Indigo at Wymara Resort holds the Turks and Caicos Hotel and Tourism Association’s Restaurant of the Year title, and Executive Chef Andrew Mirosch has built it on deliberate sourcing. Some of what arrives on the plate was caught by Mirosch himself. “Indigo features the best of the best in terms of quality and sustainably sourced ingredients,” he says. The rest comes from local farmers and fishermen across the Caicos Islands, relationships the chef has spent years cultivating.

Restaurant.
Indigo at Wymara

The Farm on Grace Bay at Seven Stars Resort and Spa takes the farm-to-table concept to its literal conclusion. An on-site hydroponic container farm — developed in collaboration between celebrity chef Amanda Freitag and two-time Caribbean Chef of the Year Edwin Gallardo — produces an estimated six tons of produce annually across 24 varieties of greens. “I know the difference fresh ingredients can make in the taste, texture, and presentation of a dish,” Freitag said. “I also understand the challenges of procuring fresh ingredients in the region. From both a sustainability and culinary perspective, managing and growing your own ingredients to meet the culinary needs of a resort like Seven Stars and its various food and beverage outlets is a true game-changer.”

What to Do

Coral reef.
Dylan Shaw

The Turks and Caicos Reef Fund has installed more than 150 dive and snorkel site moorings since 2010, protecting the territory’s coral from anchor damage. TCI’s barrier reef — the second-largest in the Western Hemisphere — shelters an estimated 60 species of hard and soft coral and more than 250 fish species. In 2024, it launched the Reef Keepers Conservation Program, engaging hotels and operators through sustainability commitments and a voluntary $2-per-night guest donation at checkout. One founding hotel partner achieved a 90 percent guest opt-in rate and raised $40,000 in eight months.

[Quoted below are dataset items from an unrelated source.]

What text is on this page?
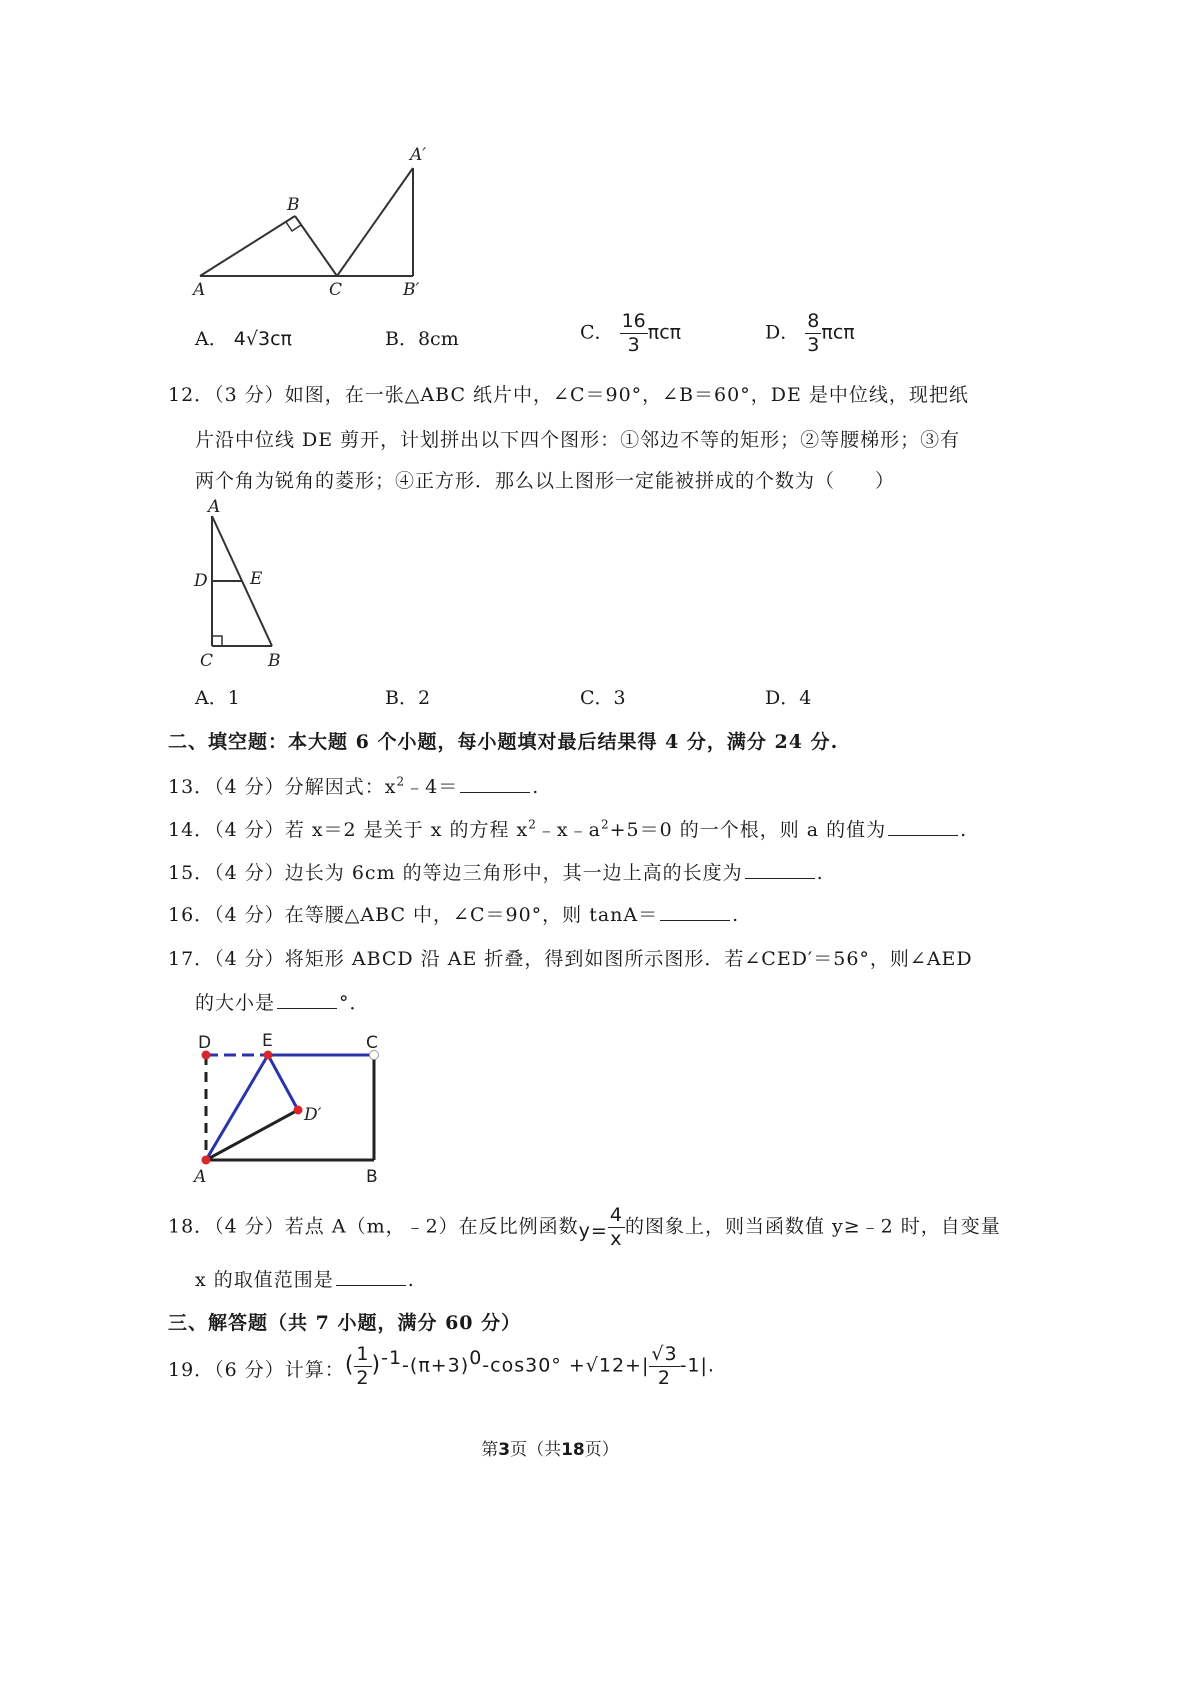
A
B
C
A′
B′
A． 4√3cπ	B．8cm	C． $\frac{16}{3}$ πcπ	D． $\frac{8}{3}$ πcπ
12．（3 分）如图，在一张△ABC 纸片中，∠C＝90°，∠B＝60°，DE 是中位线，现把纸
片沿中位线 DE 剪开，计划拼出以下四个图形：①邻边不等的矩形；②等腰梯形；③有
两个角为锐角的菱形；④正方形．那么以上图形一定能被拼成的个数为（　　）
A
D E
C	B
A．1	B．2	C．3	D．4
二、填空题：本大题 6 个小题，每小题填对最后结果得 4 分，满分 24 分.
13．（4 分）分解因式：$x^2﹣4=$	.
14．（4 分）若 x＝2 是关于 x 的方程 $x^2﹣x﹣a^2+5=0$ 的一个根，则 a 的值为	.
15．（4 分）边长为 6cm 的等边三角形中，其一边上高的长度为	.
16．（4 分）在等腰△ABC 中，∠C＝90°，则 tanA＝	.
17．（4 分）将矩形 ABCD 沿 AE 折叠，得到如图所示图形．若∠CED′＝56°，则∠AED
的大小是	°．
D	E	C
D′
A	B
18．（4 分）若点 A（m，﹣2）在反比例函数$y= \frac{4}{x}$ 的图象上，则当函数值 y≥﹣2 时，自变量
x 的取值范围是	.
三、解答题（共 7 小题，满分 60 分）
19．（6 分）计算：( $\frac{1}{2} )^{-1}-(\pi+3)^0-\cos 30^\circ +√12+| \frac{√3}{2} -1|$.
第3页（共18页）
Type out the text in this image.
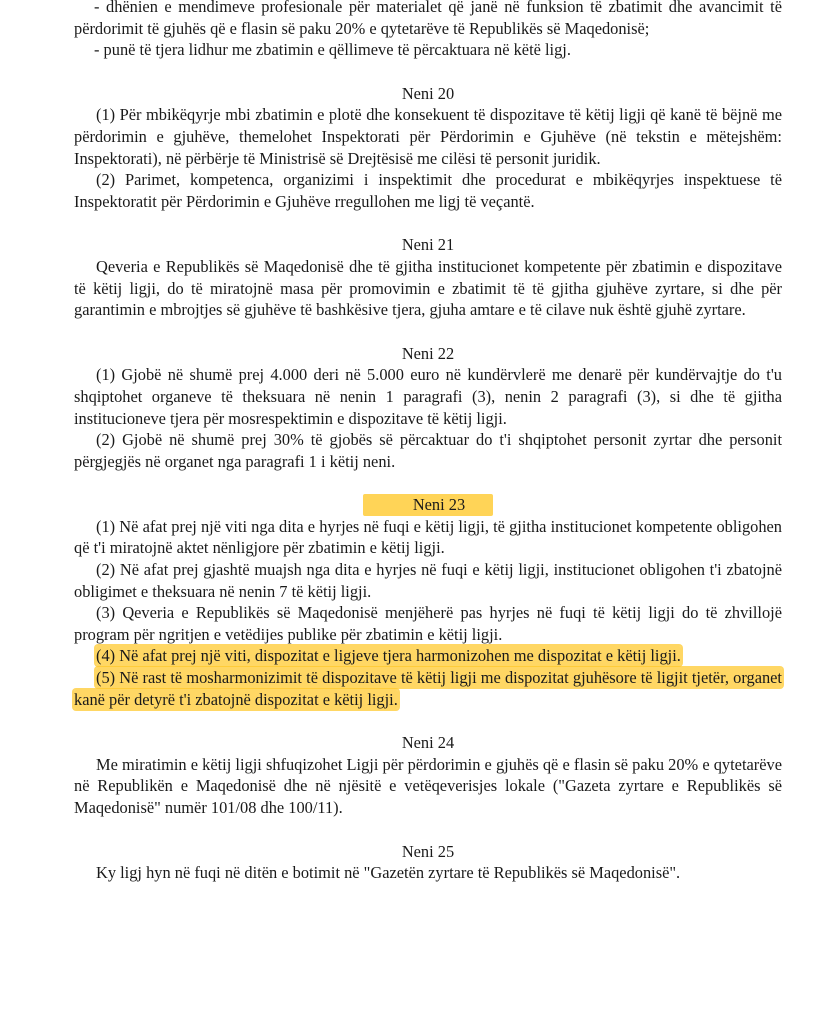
- dhënien e mendimeve profesionale për materialet që janë në funksion të zbatimit dhe avancimit të përdorimit të gjuhës që e flasin së paku 20% e qytetarëve të Republikës së Maqedonisë;

- punë të tjera lidhur me zbatimin e qëllimeve të përcaktuara në këtë ligj.

Neni 20

(1) Për mbikëqyrje mbi zbatimin e plotë dhe konsekuent të dispozitave të këtij ligji që kanë të bëjnë me përdorimin e gjuhëve, themelohet Inspektorati për Përdorimin e Gjuhëve (në tekstin e mëtejshëm: Inspektorati), në përbërje të Ministrisë së Drejtësisë me cilësi të personit juridik.

(2) Parimet, kompetenca, organizimi i inspektimit dhe procedurat e mbikëqyrjes inspektuese të Inspektoratit për Përdorimin e Gjuhëve rregullohen me ligj të veçantë.

Neni 21

Qeveria e Republikës së Maqedonisë dhe të gjitha institucionet kompetente për zbatimin e dispozitave të këtij ligji, do të miratojnë masa për promovimin e zbatimit të të gjitha gjuhëve zyrtare, si dhe për garantimin e mbrojtjes së gjuhëve të bashkësive tjera, gjuha amtare e të cilave nuk është gjuhë zyrtare.

Neni 22

(1) Gjobë në shumë prej 4.000 deri në 5.000 euro në kundërvlerë me denarë për kundërvajtje do t'u shqiptohet organeve të theksuara në nenin 1 paragrafi (3), nenin 2 paragrafi (3), si dhe të gjitha institucioneve tjera për mosrespektimin e dispozitave të këtij ligji.

(2) Gjobë në shumë prej 30% të gjobës së përcaktuar do t'i shqiptohet personit zyrtar dhe personit përgjegjës në organet nga paragrafi 1 i këtij neni.

Neni 23

(1) Në afat prej një viti nga dita e hyrjes në fuqi e këtij ligji, të gjitha institucionet kompetente obligohen që t'i miratojnë aktet nënligjore për zbatimin e këtij ligji.

(2) Në afat prej gjashtë muajsh nga dita e hyrjes në fuqi e këtij ligji, institucionet obligohen t'i zbatojnë obligimet e theksuara në nenin 7 të këtij ligji.

(3) Qeveria e Republikës së Maqedonisë menjëherë pas hyrjes në fuqi të këtij ligji do të zhvillojë program për ngritjen e vetëdijes publike për zbatimin e këtij ligji.

(4) Në afat prej një viti, dispozitat e ligjeve tjera harmonizohen me dispozitat e këtij ligji.

(5) Në rast të mosharmonizimit të dispozitave të këtij ligji me dispozitat gjuhësore të ligjit tjetër, organet kanë për detyrë t'i zbatojnë dispozitat e këtij ligji.

Neni 24

Me miratimin e këtij ligji shfuqizohet Ligji për përdorimin e gjuhës që e flasin së paku 20% e qytetarëve në Republikën e Maqedonisë dhe në njësitë e vetëqeverisjes lokale ("Gazeta zyrtare e Republikës së Maqedonisë" numër 101/08 dhe 100/11).

Neni 25

Ky ligj hyn në fuqi në ditën e botimit në "Gazetën zyrtare të Republikës së Maqedonisë".
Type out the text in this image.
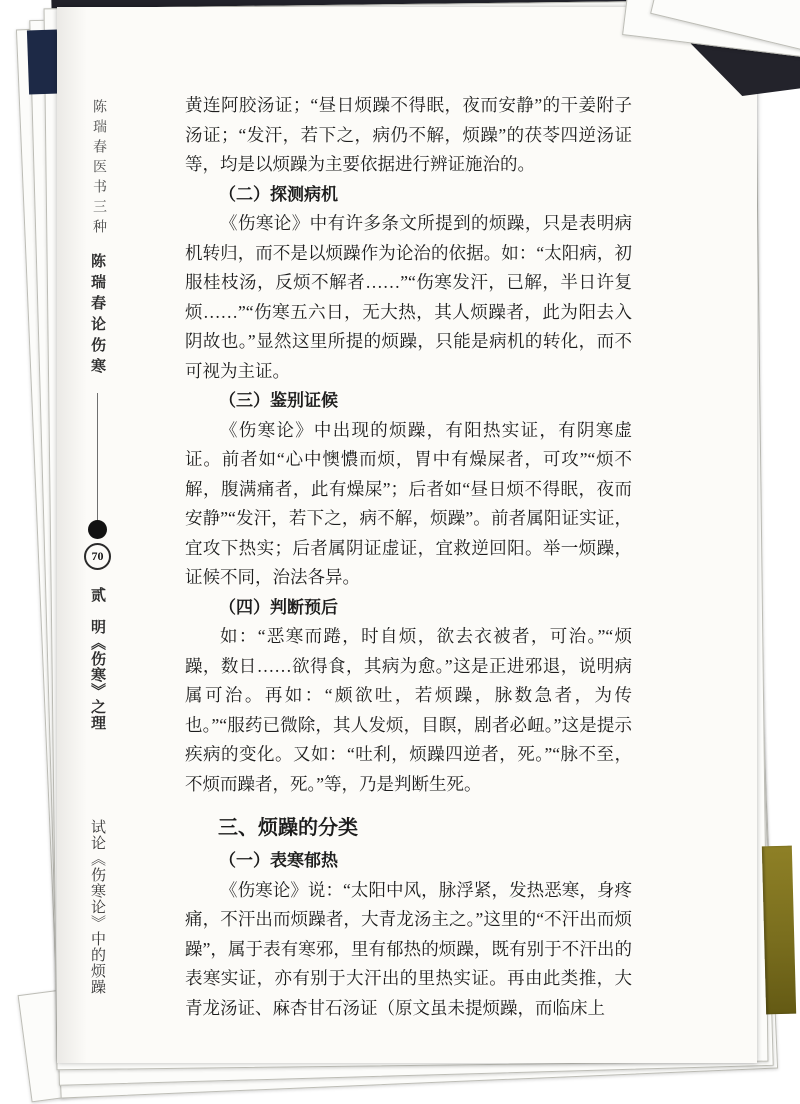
陈瑞春医书三种
陈瑞春论伤寒
70
贰　明《伤寒》之理
试论《伤寒论》中的烦躁

黄连阿胶汤证；“昼日烦躁不得眠，夜而安静”的干姜附子汤证；“发汗，若下之，病仍不解，烦躁”的茯苓四逆汤证等，均是以烦躁为主要依据进行辨证施治的。

（二）探测病机

《伤寒论》中有许多条文所提到的烦躁，只是表明病机转归，而不是以烦躁作为论治的依据。如：“太阳病，初服桂枝汤，反烦不解者……”“伤寒发汗，已解，半日许复烦……”“伤寒五六日，无大热，其人烦躁者，此为阳去入阴故也。”显然这里所提的烦躁，只能是病机的转化，而不可视为主证。

（三）鉴别证候

《伤寒论》中出现的烦躁，有阳热实证，有阴寒虚证。前者如“心中懊憹而烦，胃中有燥屎者，可攻”“烦不解，腹满痛者，此有燥屎”；后者如“昼日烦不得眠，夜而安静”“发汗，若下之，病不解，烦躁”。前者属阳证实证，宜攻下热实；后者属阴证虚证，宜救逆回阳。举一烦躁，证候不同，治法各异。

（四）判断预后

如：“恶寒而踡，时自烦，欲去衣被者，可治。”“烦躁，数日……欲得食，其病为愈。”这是正进邪退，说明病属可治。再如：“颇欲吐，若烦躁，脉数急者，为传也。”“服药已微除，其人发烦，目瞑，剧者必衄。”这是提示疾病的变化。又如：“吐利，烦躁四逆者，死。”“脉不至，不烦而躁者，死。”等，乃是判断生死。

三、烦躁的分类

（一）表寒郁热

《伤寒论》说：“太阳中风，脉浮紧，发热恶寒，身疼痛，不汗出而烦躁者，大青龙汤主之。”这里的“不汗出而烦躁”，属于表有寒邪，里有郁热的烦躁，既有别于不汗出的表寒实证，亦有别于大汗出的里热实证。再由此类推，大青龙汤证、麻杏甘石汤证（原文虽未提烦躁，而临床上
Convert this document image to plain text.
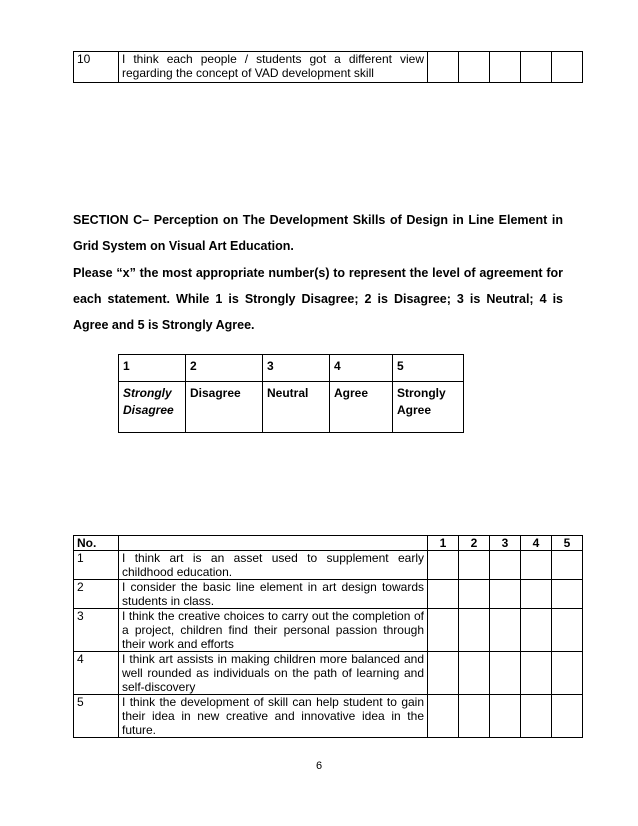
10	I think each people / students got a different view regarding the concept of VAD development skill					
SECTION C– Perception on The Development Skills of Design in Line Element in Grid System on Visual Art Education.
Please “x” the most appropriate number(s) to represent the level of agreement for each statement. While 1 is Strongly Disagree; 2 is Disagree; 3 is Neutral; 4 is Agree and 5 is Strongly Agree.
1	2	3	4	5
Strongly Disagree	Disagree	Neutral	Agree	Strongly Agree
No.		1	2	3	4	5
1	I think art is an asset used to supplement early childhood education.					
2	I consider the basic line element in art design towards students in class.					
3	I think the creative choices to carry out the completion of a project, children find their personal passion through their work and efforts					
4	I think art assists in making children more balanced and well rounded as individuals on the path of learning and self-discovery					
5	I think the development of skill can help student to gain their idea in new creative and innovative idea in the future.					
6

Big Blue Collective has run eco-focused water tours from Providenciales for decades, and its kayak eco tour through the Leeward mangrove channels is the standout. Accessible only by kayak and paddleboard — not motorized boats — the shallow passages serve as nurseries for juvenile sharks, turtles, and rays. Groups cap at eight guests per guide, biodegradable reef-safe sunscreen is mandatory, and single-use plastics are gone from every trip. Of the mangroves: “Come with us to see, to learn and appreciate these endangered gems of our coastal margins and all the marine life they support.”

For a more permanent footprint of the restorative kind, Amanyara’s Adopt-a-Coral experience with Sustainable Oceans International lets guests sponsor a tagged coral fragment in the resort’s in-water nursery, traceable over time.

Grand Turk alone hosted more than 410,000 cruise passengers in Q1 2025 — a 54 percent year-on-year increase — while the territory’s coral quietly declines. The government’s Carrying Capacity Study and its 2022 commitment to the Global Biodiversity Framework both signal a destination that has decided to treat its natural assets as infrastructure, not backdrop. The reefs that drew every one of those visitors are depending on it.